Hadoop & Mapreduce Tutorial | Hadoop Data Types

Hadoop MapReduce uses typed data at all times when it interacts with user-provided Mappers and Reducers: data read from files into Mappers, emitted by mappers to reducers, and emitted by reducers into output files is all stored in Java objects.

Writable Types

Objects which can be marshaled to or from files and across the network must obey a particular interface, called Writable, which allows Hadoop to read and write the data in a serialized form for transmission. Hadoop provides several stock classes which implement Writable: Text (which stores String data), IntWritable, LongWritable, FloatWritable, BooleanWritable, and several others. The entire list is in the org.apache.hadoop.io package of the Hadoop source.

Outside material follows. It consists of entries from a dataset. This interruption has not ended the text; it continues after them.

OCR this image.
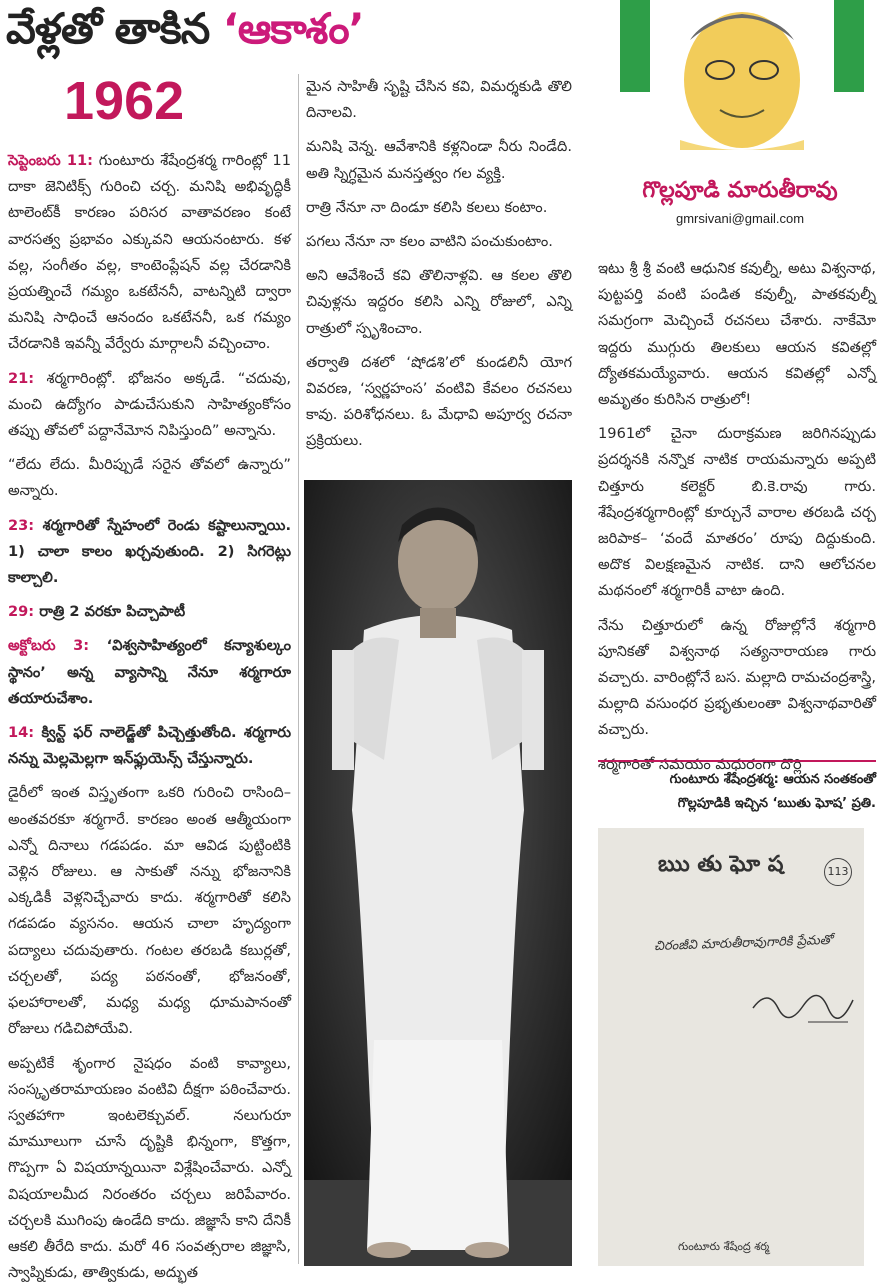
వేళ్లతో తాకిన ‘ఆకాశం’
1962

సెప్టెంబరు 11: గుంటూరు శేషేంద్రశర్మ గారింట్లో 11 దాకా జెనిటిక్స్ గురించి చర్చ. మనిషి అభివృద్ధికీ టాలెంట్‌కీ కారణం పరిసర వాతావరణం కంటే వారసత్వ ప్రభావం ఎక్కువని ఆయనంటారు. కళ వల్ల, సంగీతం వల్ల, కాంటెంప్లేషన్ వల్ల చేరడానికి ప్రయత్నించే గమ్యం ఒకటేననీ, వాటన్నిటి ద్వారా మనిషి సాధించే ఆనందం ఒకటేననీ, ఒక గమ్యం చేరడానికి ఇవన్నీ వేర్వేరు మార్గాలనీ వచ్చించాం.

21: శర్మగారింట్లో. భోజనం అక్కడే. “చదువు, మంచి ఉద్యోగం పాడుచేసుకుని సాహిత్యంకోసం తప్పు తోవలో పద్దానేమోన నిపిస్తుంది” అన్నాను.

“లేదు లేదు. మీరిప్పుడే సరైన తోవలో ఉన్నారు” అన్నారు.

23: శర్మగారితో స్నేహంలో రెండు కష్టాలున్నాయి. 1) చాలా కాలం ఖర్చవుతుంది. 2) సిగరెట్లు కాల్చాలి.

29: రాత్రి 2 వరకూ పిచ్చాపాటీ

అక్టోబరు 3: ‘విశ్వసాహిత్యంలో కన్యాశుల్కం స్థానం’ అన్న వ్యాసాన్ని నేనూ శర్మగారూ తయారుచేశాం.

14: క్విన్ట్ ఫర్ నాలెడ్జ్‌తో పిచ్చెత్తుతోంది. శర్మగారు నన్ను మెల్లమెల్లగా ఇన్‌ఫ్లుయెన్స్ చేస్తున్నారు.

డైరీలో ఇంత విస్తృతంగా ఒకరి గురించి రాసింది– అంతవరకూ శర్మగారే. కారణం అంత ఆత్మీయంగా ఎన్నో దినాలు గడపడం. మా ఆవిడ పుట్టింటికి వెళ్లిన రోజులు. ఆ సాకుతో నన్ను భోజనానికి ఎక్కడికీ వెళ్లనిచ్చేవారు కాదు. శర్మగారితో కలిసి గడపడం వ్యసనం. ఆయన చాలా హృద్యంగా పద్యాలు చదువుతారు. గంటల తరబడి కబుర్లతో, చర్చలతో, పద్య పఠనంతో, భోజనంతో, ఫలహారాలతో, మధ్య మధ్య ధూమపానంతో రోజులు గడిచిపోయేవి.

అప్పటికే శృంగార నైషధం వంటి కావ్యాలు, సంస్కృతరామాయణం వంటివి దీక్షగా పఠించేవారు. స్వతహాగా ఇంటలెక్చువల్. నలుగురూ మామూలుగా చూసే దృష్టికి భిన్నంగా, కొత్తగా, గొప్పగా ఏ విషయాన్నయినా విశ్లేషించేవారు. ఎన్నో విషయాలమీద నిరంతరం చర్చలు జరిపేవారం. చర్చలకి ముగింపు ఉండేది కాదు. జిజ్ఞాసే కాని దేనికీ ఆకలి తీరేది కాదు. మరో 46 సంవత్సరాల జిజ్ఞాసి, స్వాప్నికుడు, తాత్వికుడు, అద్భుత

మైన సాహితీ సృష్టి చేసిన కవి, విమర్శకుడి తొలి దినాలవి.

మనిషి వెన్న. ఆవేశానికి కళ్లనిండా నీరు నిండేది. అతి స్నిగ్ధమైన మనస్తత్వం గల వ్యక్తి.

రాత్రి నేనూ నా దిండూ కలిసి కలలు కంటాం.

పగలు నేనూ నా కలం వాటిని పంచుకుంటాం.

అని ఆవేశించే కవి తొలినాళ్లవి. ఆ కలల తొలి చివుళ్లను ఇద్దరం కలిసి ఎన్ని రోజులో, ఎన్ని రాత్రులో స్పృశించాం.

తర్వాతి దశలో ‘షోడశి’లో కుండలినీ యోగ వివరణ, ‘స్వర్ణహంస’ వంటివి కేవలం రచనలు కావు. పరిశోధనలు. ఓ మేధావి అపూర్వ రచనా ప్రక్రియలు.

గొల్లపూడి మారుతీరావు
gmrsivani@gmail.com

ఇటు శ్రీ శ్రీ వంటి ఆధునిక కవుల్నీ, అటు విశ్వనాథ, పుట్టపర్తి వంటి పండిత కవుల్నీ, పాతకవుల్నీ సమగ్రంగా మెచ్చించే రచనలు చేశారు. నాకేమో ఇద్దరు ముగ్గురు తిలకులు ఆయన కవితల్లో ద్యోతకమయ్యేవారు. ఆయన కవితల్లో ఎన్నో అమృతం కురిసిన రాత్రులో!

1961లో చైనా దురాక్రమణ జరిగినప్పుడు ప్రదర్శనకి నన్నొక నాటిక రాయమన్నారు అప్పటి చిత్తూరు కలెక్టర్ బి.కె.రావు గారు. శేషేంద్రశర్మగారింట్లో కూర్చునే వారాల తరబడి చర్చ జరిపాక– ‘వందే మాతరం’ రూపు దిద్దుకుంది. అదొక విలక్షణమైన నాటిక. దాని ఆలోచనల మథనంలో శర్మగారికీ వాటా ఉంది.

నేను చిత్తూరులో ఉన్న రోజుల్లోనే శర్మగారి పూనికతో విశ్వనాథ సత్యనారాయణ గారు వచ్చారు. వారింట్లోనే బస. మల్లాది రామచంద్రశాస్త్రి, మల్లాది వసుంధర ప్రభృతులంతా విశ్వనాథవారితో వచ్చారు.

శర్మగారితో సమయం మధురంగా దొర్లి

గుంటూరు శేషేంద్రశర్మ: ఆయన సంతకంతో
గొల్లపూడికి ఇచ్చిన ‘ఋతు ఘోష’ ప్రతి.
ఋ తు ఘో ష	113
చిరంజీవి మారుతీరావుగారికి ప్రేమతో
గుంటూరు శేషేంద్ర శర్మ
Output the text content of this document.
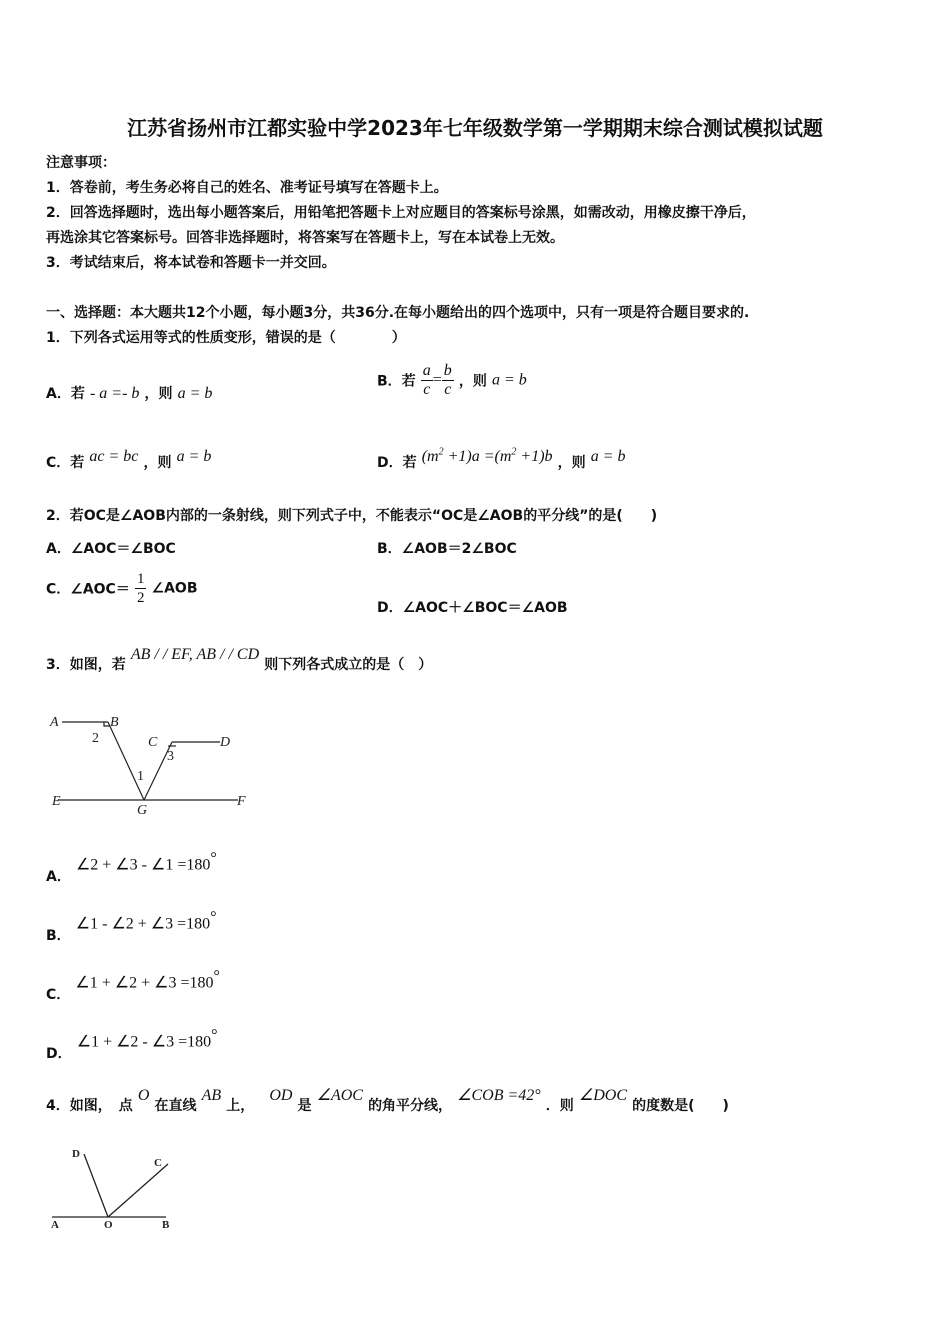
江苏省扬州市江都实验中学2023年七年级数学第一学期期末综合测试模拟试题
注意事项：
1．答卷前，考生务必将自己的姓名、准考证号填写在答题卡上。
2．回答选择题时，选出每小题答案后，用铅笔把答题卡上对应题目的答案标号涂黑，如需改动，用橡皮擦干净后，
再选涂其它答案标号。回答非选择题时，将答案写在答题卡上，写在本试卷上无效。
3．考试结束后，将本试卷和答题卡一并交回。
一、选择题：本大题共12个小题，每小题3分，共36分.在每小题给出的四个选项中，只有一项是符合题目要求的.
1．下列各式运用等式的性质变形，错误的是（　　　　）
A．若 - a =- b ，则 a = b
B．若 $\frac{a}{c} = \frac{b}{c}$ ，则 a = b
C．若 ac = bc ，则 a = b	D．若 $(m^2 +1)a =(m^2 +1)b$ ，则 a = b
2．若OC是∠AOB内部的一条射线，则下列式子中，不能表示“OC是∠AOB的平分线”的是(　　)
A．∠AOC＝∠BOC	B．∠AOB＝2∠BOC
C．∠AOC＝ $\frac{1}{2}$ ∠AOB
D．∠AOC＋∠BOC＝∠AOB
3．如图，若 AB / / EF, AB / / CD 则下列各式成立的是（　）
A	B
2	C
3
D
1
E
G
F
A． ∠2 + ∠3 - ∠1 =180°
B． ∠1 - ∠2 + ∠3 =180°
C． ∠1 + ∠2 + ∠3 =180°
D． ∠1 + ∠2 - ∠3 =180°
4．如图，　点 O 在直线 AB 上， OD 是 ∠AOC 的角平分线， ∠COB =42° ．则 ∠DOC 的度数是(　　)
A	O	B
C
D
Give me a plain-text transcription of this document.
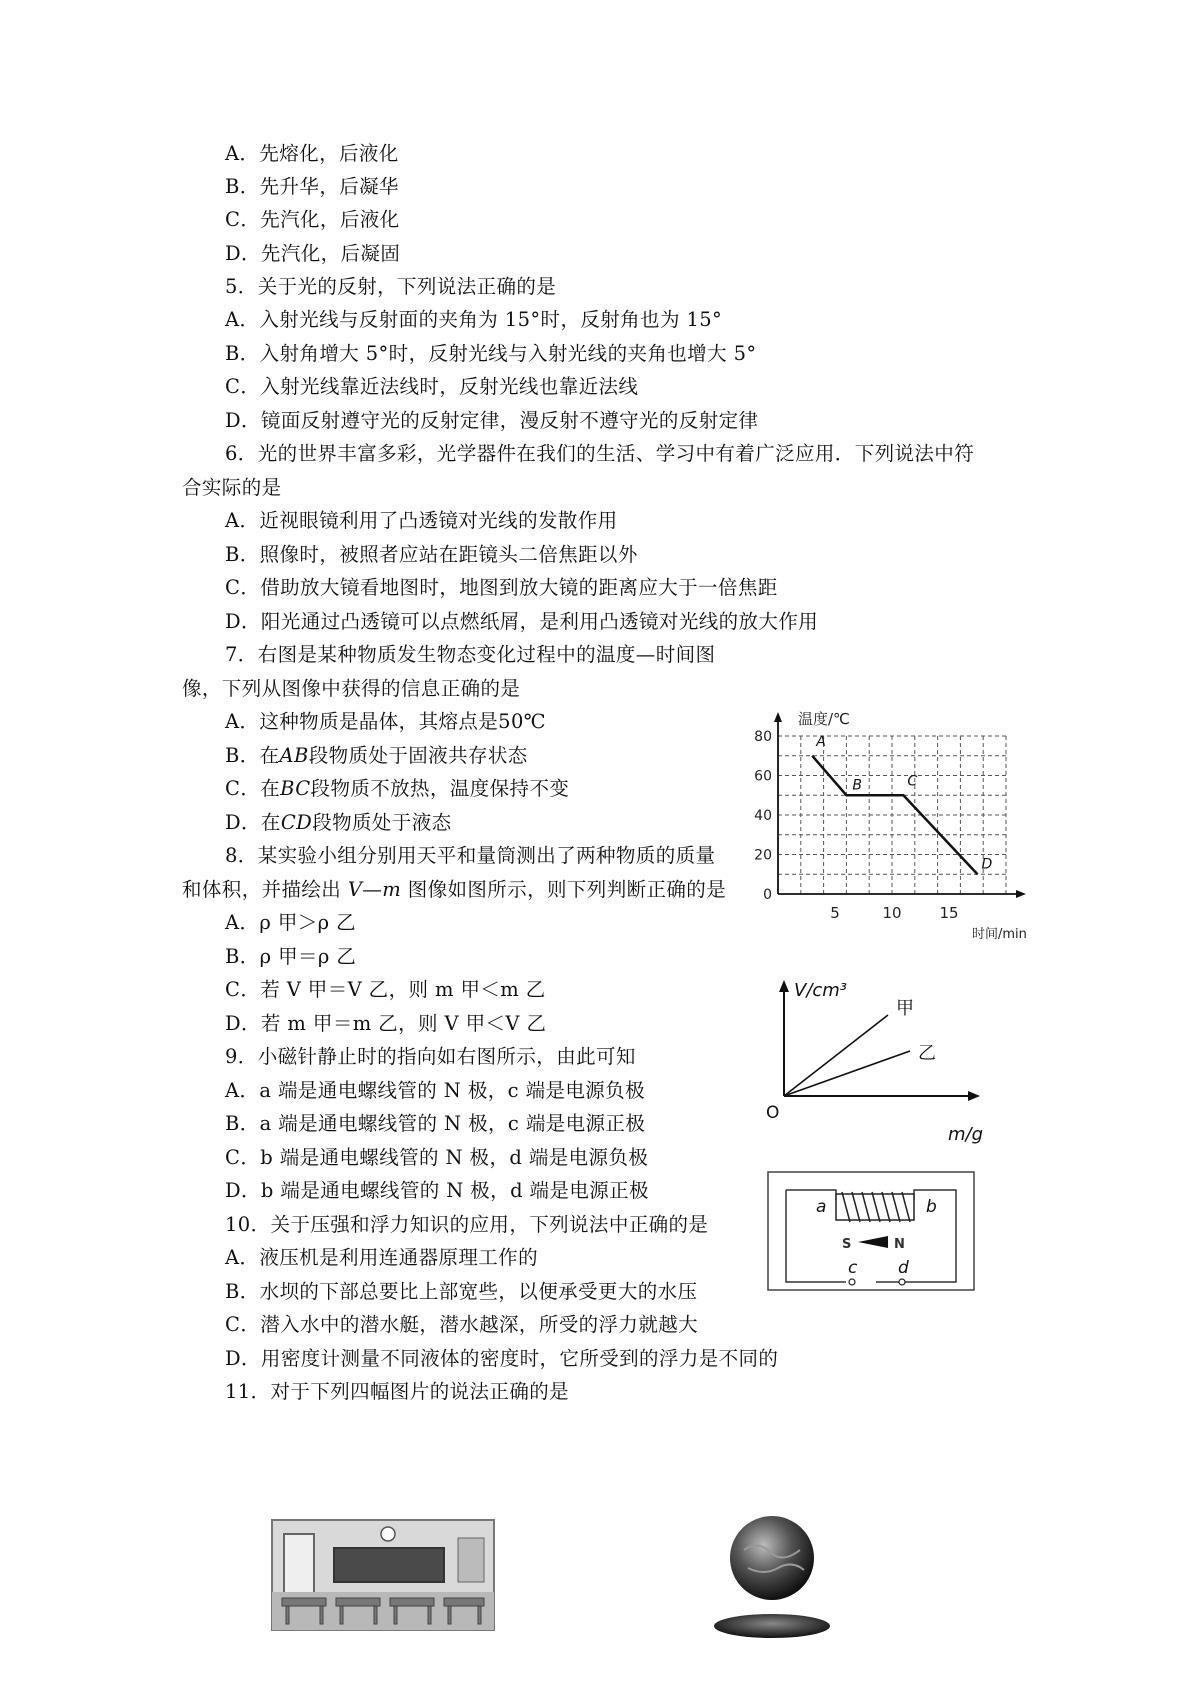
A．先熔化，后液化
B．先升华，后凝华
C．先汽化，后液化
D．先汽化，后凝固
5．关于光的反射，下列说法正确的是
A．入射光线与反射面的夹角为 15°时，反射角也为 15°
B．入射角增大 5°时，反射光线与入射光线的夹角也增大 5°
C．入射光线靠近法线时，反射光线也靠近法线
D．镜面反射遵守光的反射定律，漫反射不遵守光的反射定律
6．光的世界丰富多彩，光学器件在我们的生活、学习中有着广泛应用．下列说法中符
合实际的是
A．近视眼镜利用了凸透镜对光线的发散作用
B．照像时，被照者应站在距镜头二倍焦距以外
C．借助放大镜看地图时，地图到放大镜的距离应大于一倍焦距
D．阳光通过凸透镜可以点燃纸屑，是利用凸透镜对光线的放大作用
7．右图是某种物质发生物态变化过程中的温度—时间图
像，下列从图像中获得的信息正确的是
A．这种物质是晶体，其熔点是50℃
B．在AB段物质处于固液共存状态
C．在BC段物质不放热，温度保持不变
D．在CD段物质处于液态
8．某实验小组分别用天平和量筒测出了两种物质的质量
和体积，并描绘出 V—m 图像如图所示，则下列判断正确的是
A．ρ 甲＞ρ 乙
B．ρ 甲＝ρ 乙
C．若 V 甲＝V 乙，则 m 甲＜m 乙
D．若 m 甲＝m 乙，则 V 甲＜V 乙
9．小磁针静止时的指向如右图所示，由此可知
A．a 端是通电螺线管的 N 极，c 端是电源负极
B．a 端是通电螺线管的 N 极，c 端是电源正极
C．b 端是通电螺线管的 N 极，d 端是电源负极
D．b 端是通电螺线管的 N 极，d 端是电源正极
10．关于压强和浮力知识的应用，下列说法中正确的是
A．液压机是利用连通器原理工作的
B．水坝的下部总要比上部宽些，以便承受更大的水压
C．潜入水中的潜水艇，潜水越深，所受的浮力就越大
D．用密度计测量不同液体的密度时，它所受到的浮力是不同的
11．对于下列四幅图片的说法正确的是
温度/℃
时间/min
0
20
40
60
80
5	10	15
A
B	C
D
V/cm³
甲
乙
O
m/g
a	b
S	N
c d
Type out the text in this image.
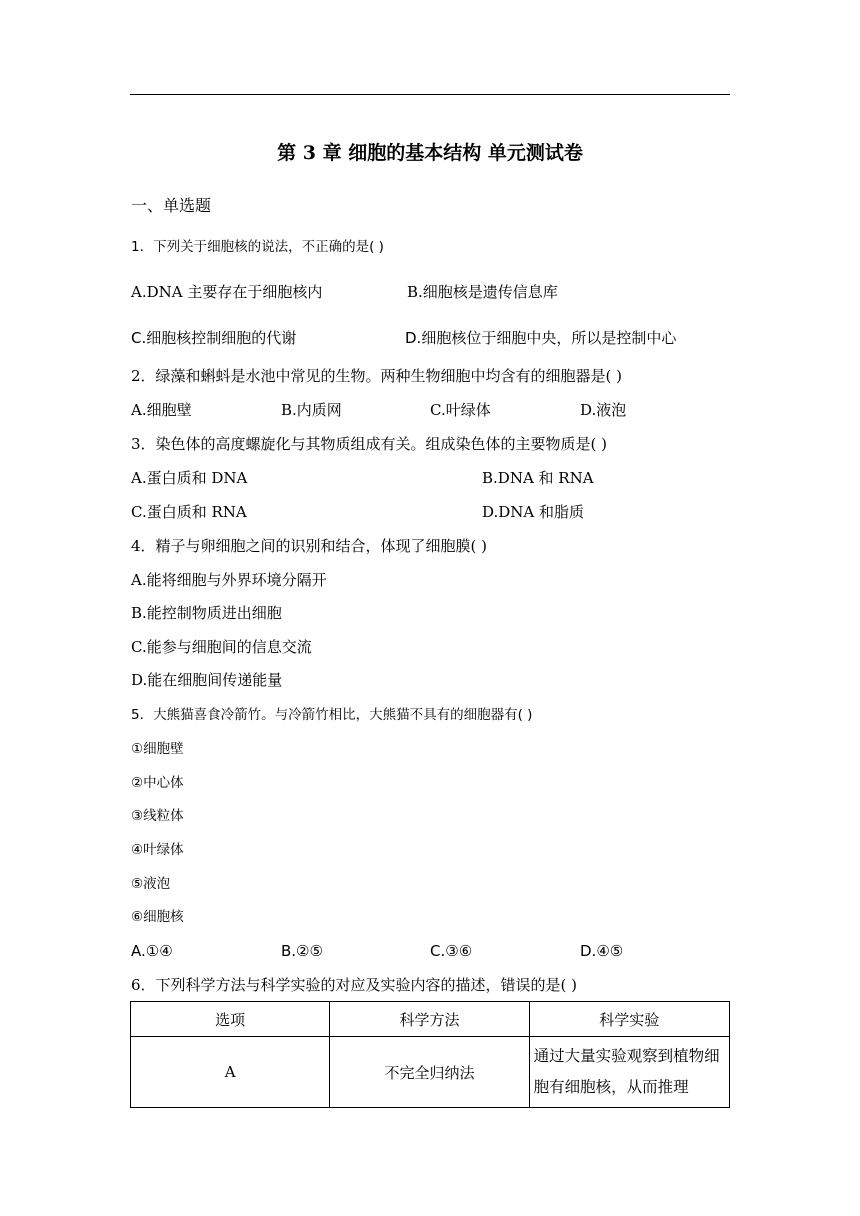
第 3 章 细胞的基本结构 单元测试卷
一、单选题
1．下列关于细胞核的说法，不正确的是( )
A.DNA 主要存在于细胞核内	B.细胞核是遗传信息库
C.细胞核控制细胞的代谢	D.细胞核位于细胞中央，所以是控制中心
2．绿藻和蝌蚪是水池中常见的生物。两种生物细胞中均含有的细胞器是( )
A.细胞壁	B.内质网	C.叶绿体	D.液泡
3．染色体的高度螺旋化与其物质组成有关。组成染色体的主要物质是( )
A.蛋白质和 DNA	B.DNA 和 RNA
C.蛋白质和 RNA	D.DNA 和脂质
4．精子与卵细胞之间的识别和结合，体现了细胞膜( )
A.能将细胞与外界环境分隔开
B.能控制物质进出细胞
C.能参与细胞间的信息交流
D.能在细胞间传递能量
5．大熊猫喜食冷箭竹。与冷箭竹相比，大熊猫不具有的细胞器有( )
①细胞壁
②中心体
③线粒体
④叶绿体
⑤液泡
⑥细胞核
A.①④	B.②⑤	C.③⑥	D.④⑤
6．下列科学方法与科学实验的对应及实验内容的描述，错误的是( )
选项	科学方法	科学实验
A	不完全归纳法	通过大量实验观察到植物细胞有细胞核，从而推理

In addition to these types, you are free to define your own classes which implement Writable. You can organize a structure of virtually any layout to fit your data and be transmitted by Hadoop. As a motivating example, consider a mapper which emits key-value pairs where the key is the name of an object, and the value is its coordinates in some 3-dimensional space. The key is some string-based data, and the value is a structure of the form:

struct point3d {

float x;

float y;

float z;

}

The key can be represented as a Text object, but what about the value? How do we build a Point3D class which Hadoop can transmit? The answer is to implement the Writable interface, which requires two methods:

public interface Writable {

void readFields(DataInput in);

void write(DataOutput out);

}

The first of these methods initializes all of the fields of the object based on data contained in the binary stream in. The latter writes all the information needed to reconstruct the object to the binary stream out. The DataInput and DataOutput classes (part of java.io) contain methods to serialize most basic types of data; the important contract between your readFields() and write() methods is that they read and write the data from and to the binary stream in the same order. The following code implements a Point3D class usable by Hadoop:

A Point class which implements Writable

public class Point3D implements Writable {

public float x;

public float y;

public float z;

public Point3D(float x, float y, float z) {

this.x = x;

this.y = y;

this.z = z;

}

public Point3D() {

this(0.0f, 0.0f, 0.0f);